Las cadenas de televisión, los medios, las tertulias suelen manejar como verdad incuestionable que no hay mejor expresión para determinar la calidad de un producto mediático que la sanción democrática de las mayorías: la chiquilicracia.

Cuarenta años de dictadura han cimentado en España la exagerada reputación de su antónimo y lo democrático extiende a su alrededor su dudoso prestigio de ser lo mejor de lo mejor para determinar lo que es mejor y en cualquier ámbito se invoca para tomar decisiones o santificar como inapelable cualquier estupidez.

Nos olvidamos de que el núcleo del sistema democrático tiene en la fuerza de las mayorías su grandeza, pero también su más grosera y peligrosa limitación. La democracia es válida en el terreno político como el mal menor que nos permite convivir. Mediante ese pacto que supone aceptar la práctica ¬―no la verdad― de que vale lo mismo el voto de un asesino etarra que el de una víctima, el de un académico que el de un ignorante, el de un violador que el de una ama de casa, hemos encontrado la precaria manera de no llegar a las manos y hacer que la cosa pública funcione de un modo más o menos inestable. Nada menos. Pero tampoco nada más. Es sólo un pacto, un acuerdo por el que de alguna manera renunciamos en ese ámbito a nuestra condición de personas para ser una vez cada cuatro años opinión pública.

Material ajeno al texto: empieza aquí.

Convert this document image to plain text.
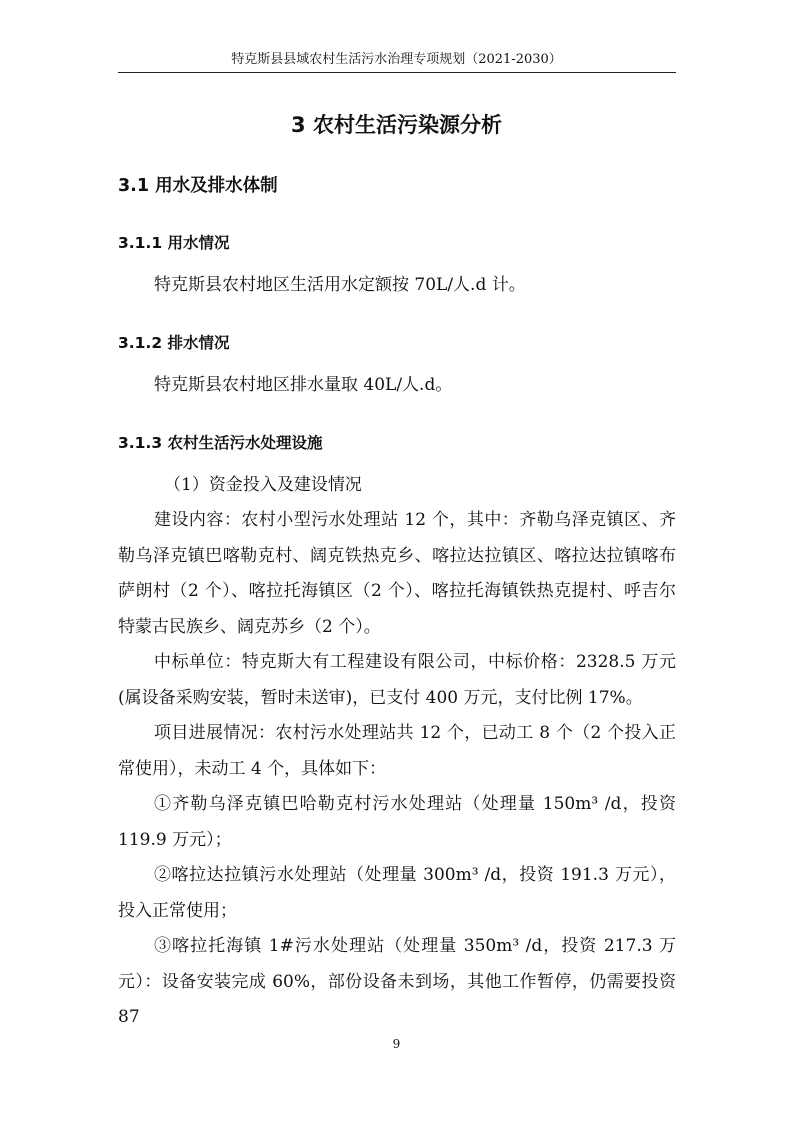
特克斯县县域农村生活污水治理专项规划（2021-2030）
3 农村生活污染源分析
3.1 用水及排水体制
3.1.1 用水情况
特克斯县农村地区生活用水定额按 70L/人.d 计。
3.1.2 排水情况
特克斯县农村地区排水量取 40L/人.d。
3.1.3 农村生活污水处理设施
（1）资金投入及建设情况
建设内容：农村小型污水处理站 12 个，其中：齐勒乌泽克镇区、齐勒乌泽克镇巴喀勒克村、阔克铁热克乡、喀拉达拉镇区、喀拉达拉镇喀布萨朗村（2 个）、喀拉托海镇区（2 个）、喀拉托海镇铁热克提村、呼吉尔特蒙古民族乡、阔克苏乡（2 个）。
中标单位：特克斯大有工程建设有限公司，中标价格：2328.5 万元(属设备采购安装，暂时未送审)，已支付 400 万元，支付比例 17%。
项目进展情况：农村污水处理站共 12 个，已动工 8 个（2 个投入正常使用），未动工 4 个，具体如下：
①齐勒乌泽克镇巴哈勒克村污水处理站（处理量 150m³ /d，投资 119.9 万元）；
②喀拉达拉镇污水处理站（处理量 300m³ /d，投资 191.3 万元），投入正常使用；
③喀拉托海镇 1#污水处理站（处理量 350m³ /d，投资 217.3 万元）：设备安装完成 60%，部份设备未到场，其他工作暂停，仍需要投资 87
9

Trasladar esa ecuación a otros terrenos de la vida como la familia, la educación o la cultura… es el principio del fin de cualquiera de esos ámbitos en los que la autoridad, el ejemplo, el estímulo de la excelencia son la energía imprescindible para su supervivencia. El amor, la imaginación, la comunicación, el aprendizaje, la creatividad, necesitan del esfuerzo, la disciplina, la tensión que sólo se encuentra en el encuentro con el tú. En estos ámbitos no se trata de la simple suma de individuos conformadores de opinión, sino del terreno riquísimo, complejo y arriesgado de la comunicación interpersonal. El terreno del talento, de la imaginación, la creatividad.

La palabra audiencia, además, mezcla su supuesto valor democrático con su carácter estrictamente comercial porque la audiencia es la mayoría que debe ser conquistada para obtener un beneficio económico. De ese modo, la perversión es aún mayor. La comunicación humana no es, no puede serlo, no debe serlo, una mercancía como otra cualquiera porque afecta profundamente a la vida y a la salud social de las personas. Una cosa es el interés del público y otra muy distinta el interés público. También las ejecuciones tienen su interés, pero no por eso se permiten (todavía) por televisión. Confundir la manipulación de los instintos con la sanción democrática del voto mayoritario es una forma viejísima de mezclar churras con merinas con el único fin de confundir.

No se deje engañar ni adular: cuando un programador afirme que el telespectador es muy sabio y elige lo que quiere ver, le están vendiendo gato por liebre, democracia por telecracia Chiquilicuatre o chiquilicracia. Y eso, además de destrozar la calidad de la programación, es muy peligroso para la democracia misma porque la confusión acaba convirtiendo la política en videopolítica, es decir, en espectáculo en el que son los votantes-audiencia los que dan el triunfo electoral, porque entonces los resortes para convencer a las mayorías dejan de ser los argumentos y las ideas para ser los mismos que se utilizan en el espectáculo mediático y de ese modo podemos acabar eligiendo a un Chiquilicuatre para que nos gobierne. ¿O lo hemos hecho ya?

Use la televisión, no la consuma o será consumido por ella.